Deny Motion for Mistrial In 2nd Manson Murder Case
Thursday, September 9th, 1971
LOS ANGELES, Sept. 9 — A motion for mistrial in the second murder case of Charles Manson was denied, but one juror was excused because she claimed she was afraid after reading of a shootout between members of Manson’s clan and Hawthorne police.
Manson’s trial over the slaying of stuntman Donald (Shorty) Shea and Topanga musician Gary Hinman resumed Tuesday after a two-week recess.
Manson’s attorney, Irving Kanarek, moved for a mistrial because of recent newspaper accounts of the shootouts, which occurred Aug. 21 during the robbery of a Hawthorne surplus store, and of an alleged plot by Manson to escape by gunpoint from jail.

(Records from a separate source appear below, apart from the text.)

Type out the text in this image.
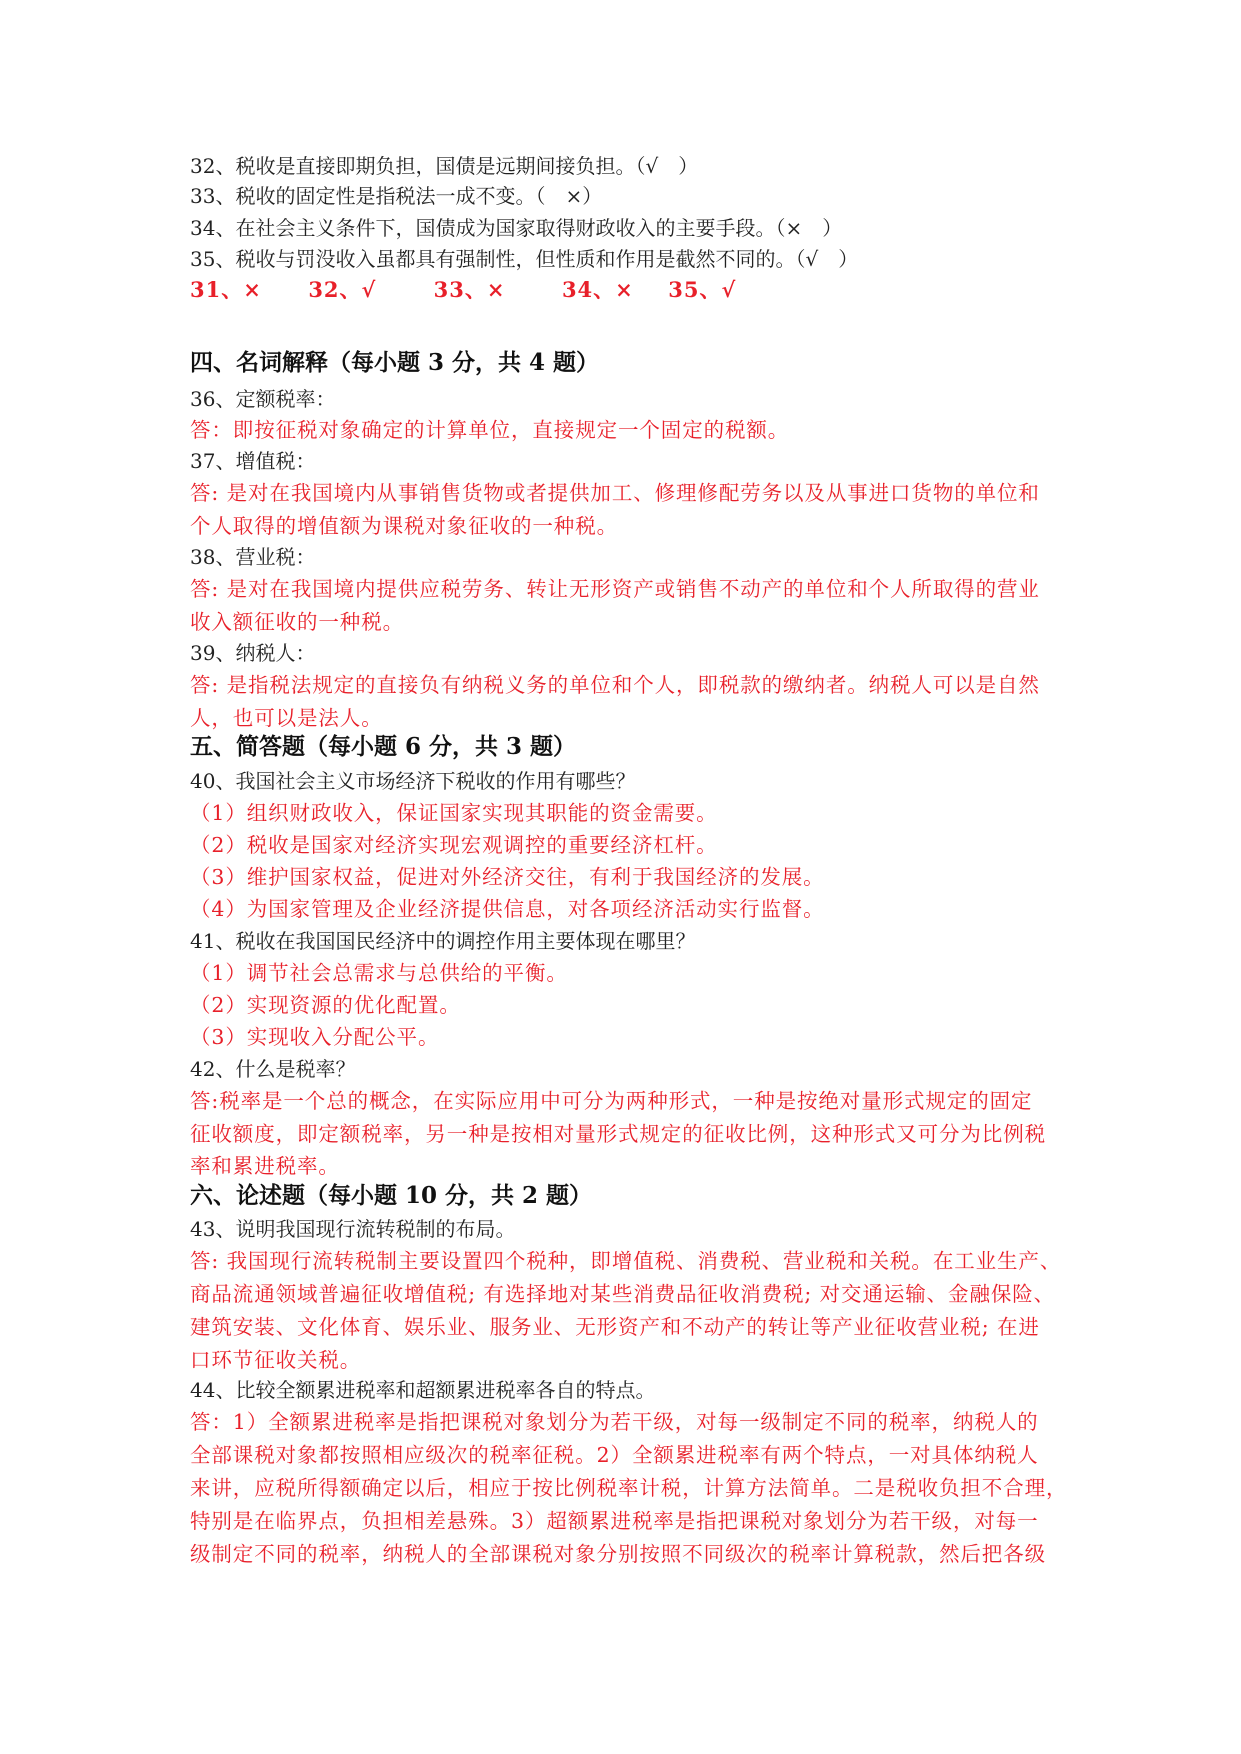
32、税收是直接即期负担，国债是远期间接负担。（√　）
33、税收的固定性是指税法一成不变。（　×）
34、在社会主义条件下，国债成为国家取得财政收入的主要手段。（×　）
35、税收与罚没收入虽都具有强制性，但性质和作用是截然不同的。（√　）
31、× 32、√	33、×	34、× 35、√
四、名词解释（每小题 3 分，共 4 题）
36、定额税率：
答：即按征税对象确定的计算单位，直接规定一个固定的税额。
37、增值税：
答: 是对在我国境内从事销售货物或者提供加工、修理修配劳务以及从事进口货物的单位和
个人取得的增值额为课税对象征收的一种税。
38、营业税：
答: 是对在我国境内提供应税劳务、转让无形资产或销售不动产的单位和个人所取得的营业
收入额征收的一种税。
39、纳税人：
答: 是指税法规定的直接负有纳税义务的单位和个人，即税款的缴纳者。纳税人可以是自然
人，也可以是法人。
五、简答题（每小题 6 分，共 3 题）
40、我国社会主义市场经济下税收的作用有哪些？
（1）组织财政收入，保证国家实现其职能的资金需要。
（2）税收是国家对经济实现宏观调控的重要经济杠杆。
（3）维护国家权益，促进对外经济交往，有利于我国经济的发展。
（4）为国家管理及企业经济提供信息，对各项经济活动实行监督。
41、税收在我国国民经济中的调控作用主要体现在哪里？
（1）调节社会总需求与总供给的平衡。
（2）实现资源的优化配置。
（3）实现收入分配公平。
42、什么是税率？
答:税率是一个总的概念，在实际应用中可分为两种形式，一种是按绝对量形式规定的固定
征收额度，即定额税率，另一种是按相对量形式规定的征收比例，这种形式又可分为比例税
率和累进税率。
六、论述题（每小题 10 分，共 2 题）
43、说明我国现行流转税制的布局。
答: 我国现行流转税制主要设置四个税种，即增值税、消费税、营业税和关税。在工业生产、
商品流通领域普遍征收增值税; 有选择地对某些消费品征收消费税; 对交通运输、金融保险、
建筑安装、文化体育、娱乐业、服务业、无形资产和不动产的转让等产业征收营业税; 在进
口环节征收关税。
44、比较全额累进税率和超额累进税率各自的特点。
答：1）全额累进税率是指把课税对象划分为若干级，对每一级制定不同的税率，纳税人的
全部课税对象都按照相应级次的税率征税。2）全额累进税率有两个特点，一对具体纳税人
来讲，应税所得额确定以后，相应于按比例税率计税，计算方法简单。二是税收负担不合理，
特别是在临界点，负担相差悬殊。3）超额累进税率是指把课税对象划分为若干级，对每一
级制定不同的税率，纳税人的全部课税对象分别按照不同级次的税率计算税款，然后把各级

Superior Court Judge Raymond Choate denied the motion for a mistrial ruling that except in the case of Mrs Lillian Lester, there was no likelihood that the publicity to which some of the jurors were exposed would affect their judgment in the case.
Mrs. Lester was replaced by an alternate juror, Mrs. Oteal Hills.
Earlier, Mrs. Lester, was questioned by Judge Choate and she tearfully explained that a homicide
had recently occurred in the hallway of her apartment house. She said the woman who was killed had died in her living room.
Mrs. Lester said she had heard about the shootout between Hawthorne police and members of Manson’s clan, and that because of the death in her home, felt compelled to read the newspaper articles on the shootout.
Mrs Lester said she feared for her own safety during court sessions in the Manson trial.
Judge Choate said that although Mrs. Lester said she could come to a fair decision on Manson’s fate, he was “uncertain as to her ability to remain fair and impartial.”
Technically, Mrs. Lester violated Judge Choate’s earlier orders not to read newspaper accounts of or listen to news broadcasts concerning anything related to Manson.
But Judge Choate said he would make no finding of contempt of court against her because of her particular situation.
Kanarek objected to Mrs. Lester being excused, claiming it was a violation to Manson’s
right to equal protection under the law.
Seven other jurors said the news accounts of the shootout and the alleged escape plot had one way or another come to their attention, but claimed it would not influence their decision in the case.